Wednesday, 30 March 2011

People matter

If I could offer one bit of advice to a software developer, nay anyone who works with other people towards a common goal, it would be that people matter.


Take a minute to reflect on the improvement initiatives your team has undertaken in the last 6 months. How many were new tools? How many were silver bullet methodologies? How many were focused on improving or even understanding the make up and core skills of the team? My guess is that the people development activities will have been fewer in number, and possibly only lip-service attempts to make things better.

Now compare that to how important people are to what you do. Throw in your tools, your processes and every other factor you can think of that helps get the software out of the door and put them in order of importance. Be ruthless, imagine that you have to give up all but the most important. Anyone not think that the people are the one thing you cannot do without?

Doesn't it then follow then that the most effort and time should be spent improving this most important of resources?

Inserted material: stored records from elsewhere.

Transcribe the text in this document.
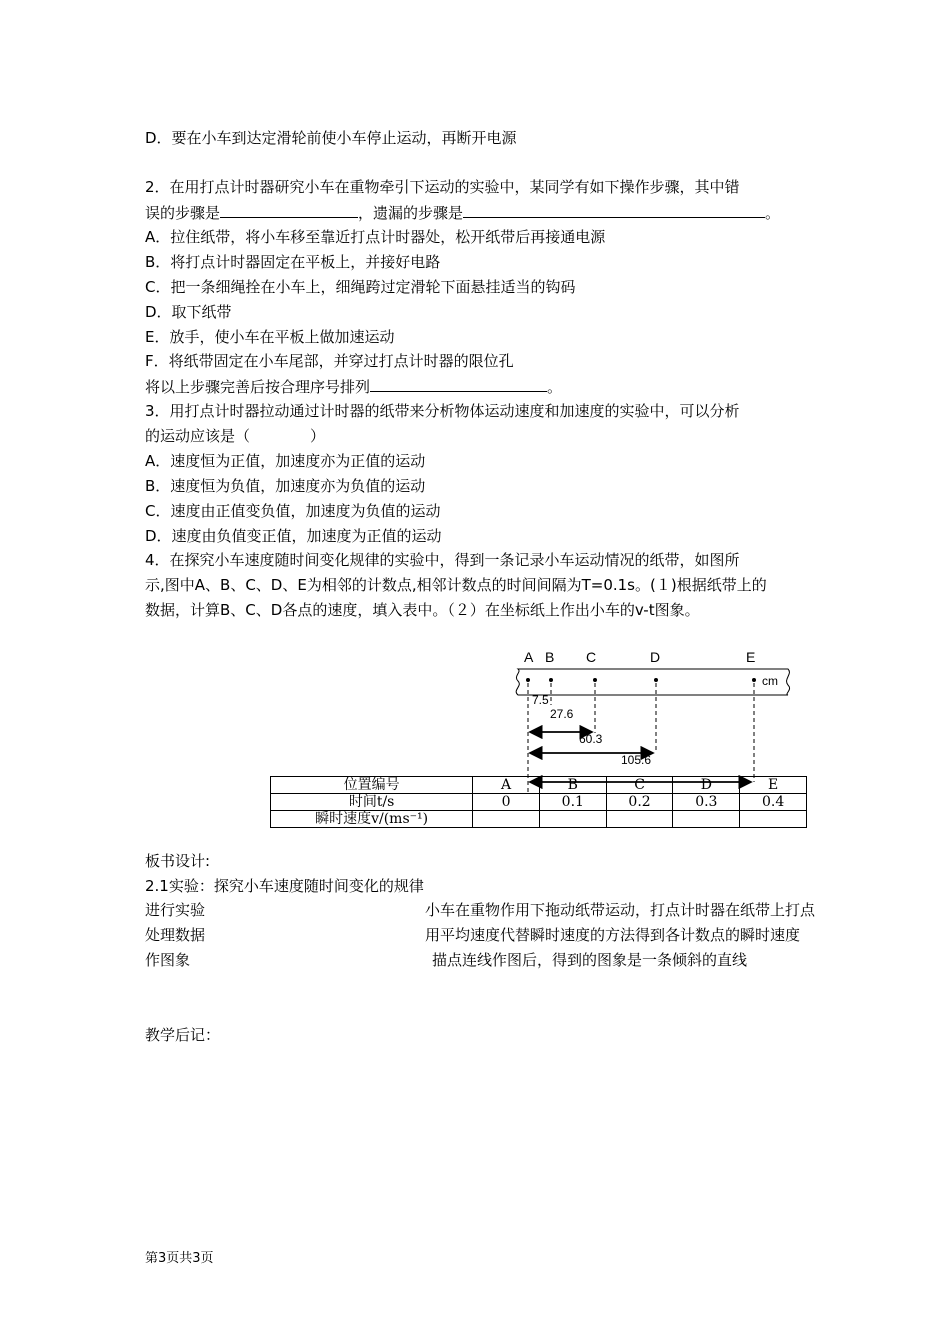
D．要在小车到达定滑轮前使小车停止运动，再断开电源
2．在用打点计时器研究小车在重物牵引下运动的实验中，某同学有如下操作步骤，其中错
误的步骤是	，遗漏的步骤是	。
A．拉住纸带，将小车移至靠近打点计时器处，松开纸带后再接通电源
B．将打点计时器固定在平板上，并接好电路
C．把一条细绳拴在小车上，细绳跨过定滑轮下面悬挂适当的钩码
D．取下纸带
E．放手，使小车在平板上做加速运动
F．将纸带固定在小车尾部，并穿过打点计时器的限位孔
将以上步骤完善后按合理序号排列	。
3．用打点计时器拉动通过计时器的纸带来分析物体运动速度和加速度的实验中，可以分析
的运动应该是（　　　　）
A．速度恒为正值，加速度亦为正值的运动
B．速度恒为负值，加速度亦为负值的运动
C．速度由正值变负值，加速度为负值的运动
D．速度由负值变正值，加速度为正值的运动
4．在探究小车速度随时间变化规律的实验中，得到一条记录小车运动情况的纸带，如图所
示,图中A、B、C、D、E为相邻的计数点,相邻计数点的时间间隔为T=0.1s。(１)根据纸带上的
数据，计算B、C、D各点的速度，填入表中。（２）在坐标纸上作出小车的v-t图象。
A B C	D	E
cm
7.5
27.6
60.3
105.6
位置编号	A	B	C	D	E
时间t/s	0	0.1	0.2	0.3	0.4
瞬时速度v/(ms⁻¹)					
板书设计:
2.1实验：探究小车速度随时间变化的规律
进行实验	小车在重物作用下拖动纸带运动，打点计时器在纸带上打点
处理数据	用平均速度代替瞬时速度的方法得到各计数点的瞬时速度
作图象	描点连线作图后，得到的图象是一条倾斜的直线
教学后记：
第3页共3页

I think so, and my intention for this blog is to share my journey with you as I meander through whatever literature and ideas I can find on understanding and developing people.

I invite you, as a follower of this blog, to share with me your ideas and opinions, on what I write and what I dont.

As a rough outline, I intend to:


  • Learn some techniques to help me understand my people, what motivates them, and how I can profile them to better understand how to get the best out of them.
  • Understand how people learn, and apply it to things like employee induction, product/process training.
  • Figure out what it means to be a team, and what teamwork can achieve.
  • Capture the attitudes and behavioural patterns of the people that I want in my team, and work out how to transfer that into my recruitment.
  • Work out why some people seem to be resistant to change/improvement and what, if anything, I can do to overcome their reservations.